Conversas obtidas pela investigação mostram dinâmica de controle financeiro e emocional antes da morte da policial militar em São Paulo.
Ana Beatriz Publicado em 23/03/2026, às 14h34
A investigação sobre a morte da policial militar Gisele Alves Santana, de 32 anos, ganhou novos desdobramentos com a divulgação de mensagens trocadas entre ela e o marido, o tenente-coronel Geraldo Leite Rosa Neto, preso e réu por feminicídio. Os diálogos indicam que o oficial utilizava a condição de provedor financeiro para exercer controle sobre a relação e chegou a afirmar que não manteria apoio financeiro em caso de separação.
Segundo o inquérito policial, as conversas revelam uma dinâmica de relacionamento marcada por pressão, cobranças e imposição de papéis. Em uma das mensagens, o coronel afirma que o casamento deveria funcionar como uma “via de mão dupla”, alegando que ele contribuía com dinheiro e, por isso, a esposa deveria retribuir com atenção, afeto e relações íntimas.
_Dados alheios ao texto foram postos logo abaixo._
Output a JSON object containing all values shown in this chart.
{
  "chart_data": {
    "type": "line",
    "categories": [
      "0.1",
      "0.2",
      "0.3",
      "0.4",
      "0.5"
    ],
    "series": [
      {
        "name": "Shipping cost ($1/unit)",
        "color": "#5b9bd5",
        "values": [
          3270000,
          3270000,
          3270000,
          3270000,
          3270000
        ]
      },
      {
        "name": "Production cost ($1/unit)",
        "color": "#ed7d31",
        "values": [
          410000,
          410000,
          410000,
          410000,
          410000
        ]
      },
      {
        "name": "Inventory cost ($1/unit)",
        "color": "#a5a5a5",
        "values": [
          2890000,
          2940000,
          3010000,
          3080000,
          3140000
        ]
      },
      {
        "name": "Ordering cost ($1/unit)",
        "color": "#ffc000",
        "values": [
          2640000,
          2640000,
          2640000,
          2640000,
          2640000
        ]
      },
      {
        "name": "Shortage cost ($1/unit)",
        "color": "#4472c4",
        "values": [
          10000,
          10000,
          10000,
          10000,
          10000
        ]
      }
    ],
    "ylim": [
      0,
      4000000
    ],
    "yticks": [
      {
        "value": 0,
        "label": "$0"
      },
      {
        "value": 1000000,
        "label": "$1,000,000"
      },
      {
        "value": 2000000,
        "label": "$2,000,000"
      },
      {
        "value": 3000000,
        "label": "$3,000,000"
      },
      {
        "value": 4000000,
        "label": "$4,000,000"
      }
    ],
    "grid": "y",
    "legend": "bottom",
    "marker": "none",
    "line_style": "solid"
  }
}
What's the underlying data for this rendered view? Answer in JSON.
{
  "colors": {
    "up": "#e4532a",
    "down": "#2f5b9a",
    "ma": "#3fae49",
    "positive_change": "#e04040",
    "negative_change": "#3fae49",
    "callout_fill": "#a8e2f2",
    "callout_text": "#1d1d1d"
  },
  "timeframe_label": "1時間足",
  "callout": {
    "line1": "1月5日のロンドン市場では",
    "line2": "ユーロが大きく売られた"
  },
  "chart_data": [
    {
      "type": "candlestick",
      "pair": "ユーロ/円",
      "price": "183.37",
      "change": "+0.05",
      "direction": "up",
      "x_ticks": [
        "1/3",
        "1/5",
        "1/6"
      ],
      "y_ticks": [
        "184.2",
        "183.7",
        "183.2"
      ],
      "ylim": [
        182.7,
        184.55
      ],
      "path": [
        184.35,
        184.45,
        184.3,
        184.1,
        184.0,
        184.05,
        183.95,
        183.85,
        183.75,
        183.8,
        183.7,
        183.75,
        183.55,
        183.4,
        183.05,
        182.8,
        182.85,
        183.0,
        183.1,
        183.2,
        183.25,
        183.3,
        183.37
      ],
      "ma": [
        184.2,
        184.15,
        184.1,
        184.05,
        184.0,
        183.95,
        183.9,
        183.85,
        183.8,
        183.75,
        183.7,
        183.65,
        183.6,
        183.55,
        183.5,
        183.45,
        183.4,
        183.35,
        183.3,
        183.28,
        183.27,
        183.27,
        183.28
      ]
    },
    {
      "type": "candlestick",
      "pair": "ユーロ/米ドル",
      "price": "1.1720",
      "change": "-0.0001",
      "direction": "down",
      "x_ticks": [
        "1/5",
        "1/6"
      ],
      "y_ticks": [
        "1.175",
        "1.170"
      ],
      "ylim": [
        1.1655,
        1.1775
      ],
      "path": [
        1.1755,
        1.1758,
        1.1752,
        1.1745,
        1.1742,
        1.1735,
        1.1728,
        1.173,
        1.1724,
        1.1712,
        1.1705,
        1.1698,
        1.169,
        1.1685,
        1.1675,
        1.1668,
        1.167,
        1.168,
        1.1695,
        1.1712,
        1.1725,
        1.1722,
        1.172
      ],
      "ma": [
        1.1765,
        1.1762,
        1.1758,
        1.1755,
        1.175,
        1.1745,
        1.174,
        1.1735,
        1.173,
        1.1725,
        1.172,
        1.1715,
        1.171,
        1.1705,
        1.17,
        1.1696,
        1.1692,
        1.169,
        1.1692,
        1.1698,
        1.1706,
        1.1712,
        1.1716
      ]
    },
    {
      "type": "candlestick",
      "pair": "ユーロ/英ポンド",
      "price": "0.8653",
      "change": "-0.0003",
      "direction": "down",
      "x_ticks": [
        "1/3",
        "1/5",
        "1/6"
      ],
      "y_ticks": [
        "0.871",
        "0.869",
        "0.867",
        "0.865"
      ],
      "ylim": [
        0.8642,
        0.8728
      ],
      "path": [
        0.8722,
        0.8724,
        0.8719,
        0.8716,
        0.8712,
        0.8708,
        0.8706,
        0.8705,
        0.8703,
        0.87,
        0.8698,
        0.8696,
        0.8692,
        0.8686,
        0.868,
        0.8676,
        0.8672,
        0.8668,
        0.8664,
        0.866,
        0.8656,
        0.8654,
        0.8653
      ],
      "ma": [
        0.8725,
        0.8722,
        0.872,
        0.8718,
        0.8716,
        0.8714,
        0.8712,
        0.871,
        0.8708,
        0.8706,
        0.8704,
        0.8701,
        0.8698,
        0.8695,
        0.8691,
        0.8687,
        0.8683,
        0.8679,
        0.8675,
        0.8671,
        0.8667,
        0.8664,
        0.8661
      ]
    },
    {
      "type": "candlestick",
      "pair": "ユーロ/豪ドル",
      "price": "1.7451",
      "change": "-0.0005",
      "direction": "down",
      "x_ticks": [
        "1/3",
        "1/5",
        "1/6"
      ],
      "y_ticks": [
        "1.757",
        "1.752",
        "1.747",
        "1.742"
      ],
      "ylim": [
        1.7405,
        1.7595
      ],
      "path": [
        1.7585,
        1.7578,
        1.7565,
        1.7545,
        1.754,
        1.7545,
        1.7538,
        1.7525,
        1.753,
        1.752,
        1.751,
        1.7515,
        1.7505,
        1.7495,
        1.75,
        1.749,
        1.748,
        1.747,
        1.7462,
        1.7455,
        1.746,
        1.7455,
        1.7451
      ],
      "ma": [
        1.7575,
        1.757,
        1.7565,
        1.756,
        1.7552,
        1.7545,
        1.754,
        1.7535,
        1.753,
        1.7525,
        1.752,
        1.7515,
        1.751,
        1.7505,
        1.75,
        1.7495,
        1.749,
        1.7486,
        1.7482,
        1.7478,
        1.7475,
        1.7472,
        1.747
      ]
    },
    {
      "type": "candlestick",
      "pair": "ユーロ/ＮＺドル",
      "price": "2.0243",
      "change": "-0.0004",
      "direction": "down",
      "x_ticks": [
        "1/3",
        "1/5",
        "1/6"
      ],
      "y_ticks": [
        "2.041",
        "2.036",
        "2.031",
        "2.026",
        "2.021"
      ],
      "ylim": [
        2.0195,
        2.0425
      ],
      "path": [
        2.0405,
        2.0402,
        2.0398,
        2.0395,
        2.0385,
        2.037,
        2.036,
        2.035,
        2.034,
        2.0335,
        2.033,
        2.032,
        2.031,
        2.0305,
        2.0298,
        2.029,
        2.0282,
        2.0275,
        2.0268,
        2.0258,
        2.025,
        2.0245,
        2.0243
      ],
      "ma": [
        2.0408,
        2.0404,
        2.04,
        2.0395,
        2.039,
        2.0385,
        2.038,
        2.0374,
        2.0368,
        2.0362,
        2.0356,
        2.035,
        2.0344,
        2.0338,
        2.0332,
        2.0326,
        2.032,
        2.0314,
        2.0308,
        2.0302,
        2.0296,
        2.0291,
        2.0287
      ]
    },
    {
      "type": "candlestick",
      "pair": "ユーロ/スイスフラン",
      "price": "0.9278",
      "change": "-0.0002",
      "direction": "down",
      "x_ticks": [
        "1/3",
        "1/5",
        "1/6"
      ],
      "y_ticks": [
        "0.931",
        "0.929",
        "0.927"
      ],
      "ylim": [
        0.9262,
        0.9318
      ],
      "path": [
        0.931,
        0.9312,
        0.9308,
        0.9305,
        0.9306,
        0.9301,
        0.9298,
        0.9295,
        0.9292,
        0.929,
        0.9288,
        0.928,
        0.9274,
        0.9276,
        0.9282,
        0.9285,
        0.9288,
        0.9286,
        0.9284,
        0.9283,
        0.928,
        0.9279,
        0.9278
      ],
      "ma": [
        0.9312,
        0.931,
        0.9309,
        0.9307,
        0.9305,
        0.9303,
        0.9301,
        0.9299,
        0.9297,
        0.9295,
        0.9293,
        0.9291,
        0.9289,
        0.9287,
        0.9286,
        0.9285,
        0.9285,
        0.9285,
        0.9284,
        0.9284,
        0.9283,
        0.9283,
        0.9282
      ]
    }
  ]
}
A policial, por sua vez, rejeitou esse tipo de imposição e afirmou que não aceitaria “trocar sexo por moradia”, indicando a intenção de romper o relacionamento.
As mensagens também mostram que o oficial reclamava da rotina da esposa e da dedicação dela à filha, além de reforçar uma visão de hierarquia dentro do casamento. Em outros trechos, ele se descreve como “provedor” e defende um modelo de relação baseado na submissão feminina, o que, segundo o Ministério Público de São Paulo, evidencia um comportamento “machista, controlador e possessivo”.
Relação marcada por controle e conflito
De acordo com a denúncia do Ministério Público, o relacionamento entre o casal evoluiu para um cenário de tensão constante, com episódios de violência psicológica, controle financeiro e imposição de comportamentos. As investigações apontam que Gisele já manifestava o desejo de separação nos dias que antecederam sua morte.
A negativa do coronel em aceitar o fim do relacionamento e a perda do controle sobre a esposa são apontadas como possíveis motivações para o crime, segundo a acusação.
O Ministério Público sustenta que as mensagens encontradas no celular do investigado não são isoladas, mas fazem parte de um padrão de comportamento que inclui manipulação, autoritarismo e sentimento de posse sobre a vítima.
O crime e a mudança de versão
Gisele Alves Santana foi encontrada gravemente ferida com um tiro na cabeça no apartamento onde vivia com o marido, no bairro do Brás, em São Paulo, em 18 de fevereiro. Ela chegou a ser socorrida, mas morreu horas depois no hospital.
Inicialmente tratado como suicídio, o caso passou a ser investigado como morte suspeita após inconsistências na cena e nos depoimentos. Com o avanço das perícias, a Polícia Civil concluiu que a dinâmica do disparo não era compatível com a hipótese inicial.
Com base nas evidências, a Justiça decretou a prisão do tenente-coronel, que passou a responder por feminicídio e fraude processual.
Defesa nega crime
A defesa do oficial contesta as acusações e sustenta que Gisele teria tirado a própria vida. O coronel nega qualquer envolvimento no caso e afirma que está sendo alvo de interpretações equivocadas sobre o relacionamento.
Ele também alega que contribuía financeiramente com a casa e com a criação da filha da vítima, o que, segundo sua versão, fazia parte da dinâmica familiar.
Caso levanta debate sobre violência de gênero
O caso reacendeu discussões sobre violência doméstica, especialmente em relações marcadas por dependência financeira e controle psicológico. Especialistas apontam que esse tipo de dinâmica pode evoluir para situações mais graves, como agressões físicas e feminicídio.
Para investigadores, os elementos reunidos até agora indicam que o crime pode ter sido motivado pela incapacidade do suspeito de aceitar o fim do relacionamento e a autonomia da vítima.
O processo segue em andamento e será julgado pelo Tribunal do Júri.